I totally hate cutting out the circle of foil to put around the pie to keep the edges of the crust from burning (it's close to fingernails on the blackboard, or rubbing styrofoam together... makes my teeth hurt!) and today I figured out an easy multipurpose way to do it!! I didn't want to get apple pie overflow all over my new oven, so I put the pie on a cookie sheet. Then I realized that I also didn't want apple pie overflow all over my cookie sheet either, so I got a piece of tin foil out to go over the cookie sheet and under the pie. Then I folded it up over the edges!

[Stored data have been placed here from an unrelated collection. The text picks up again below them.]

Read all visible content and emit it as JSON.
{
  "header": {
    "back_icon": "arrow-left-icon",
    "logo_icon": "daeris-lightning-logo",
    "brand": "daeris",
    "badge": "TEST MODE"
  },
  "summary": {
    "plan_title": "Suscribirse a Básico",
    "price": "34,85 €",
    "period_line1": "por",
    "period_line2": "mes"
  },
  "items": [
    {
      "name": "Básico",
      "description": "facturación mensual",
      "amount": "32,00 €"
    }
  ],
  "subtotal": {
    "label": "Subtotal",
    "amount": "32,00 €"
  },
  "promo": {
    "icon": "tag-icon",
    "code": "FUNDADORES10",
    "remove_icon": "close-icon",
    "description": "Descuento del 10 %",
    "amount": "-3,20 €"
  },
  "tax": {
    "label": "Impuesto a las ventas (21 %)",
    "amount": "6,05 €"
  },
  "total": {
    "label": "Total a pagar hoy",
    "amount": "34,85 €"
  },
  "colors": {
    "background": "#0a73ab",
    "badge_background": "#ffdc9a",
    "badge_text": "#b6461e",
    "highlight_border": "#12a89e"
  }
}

After baking it for 40 minutes, I folded it down to continue protecting my cookie sheet and allow the edges to brown. Unfortunately, that was the end of my brilliance. After the allotted time, my pie was still pale and raw looking and hadn't bubbled up at all, so I figured the foil and cookie sheet were blocking the heat. I removed them and cranked up the heat for an additional 10 minutes of cooking. It overflowed all over my oven. Sigh. But it's pretty!




 So I got to clean my oven for the first time... another not so brilliant move. I'm having a dinner party tonight for 6 and needed to slow cook the ham. Once the oven is locked, it's not opening till IT says it is. Good thing I made an appetizer, as we're not eating before 7 (which is fine by me, and probably my cousin and his fiancee from Calgary, but my poor parents like to eat early). 


I had to buy another meat thermometer the other day as I left my old one in the last roast I cooked. I forgot it was an instant read thermometer and leaving it in the oven caused the plastic cover to melt off the face. I probably won't forget that again, but you'd think they'd have a big reminder right on the thermometer, wouldn't you?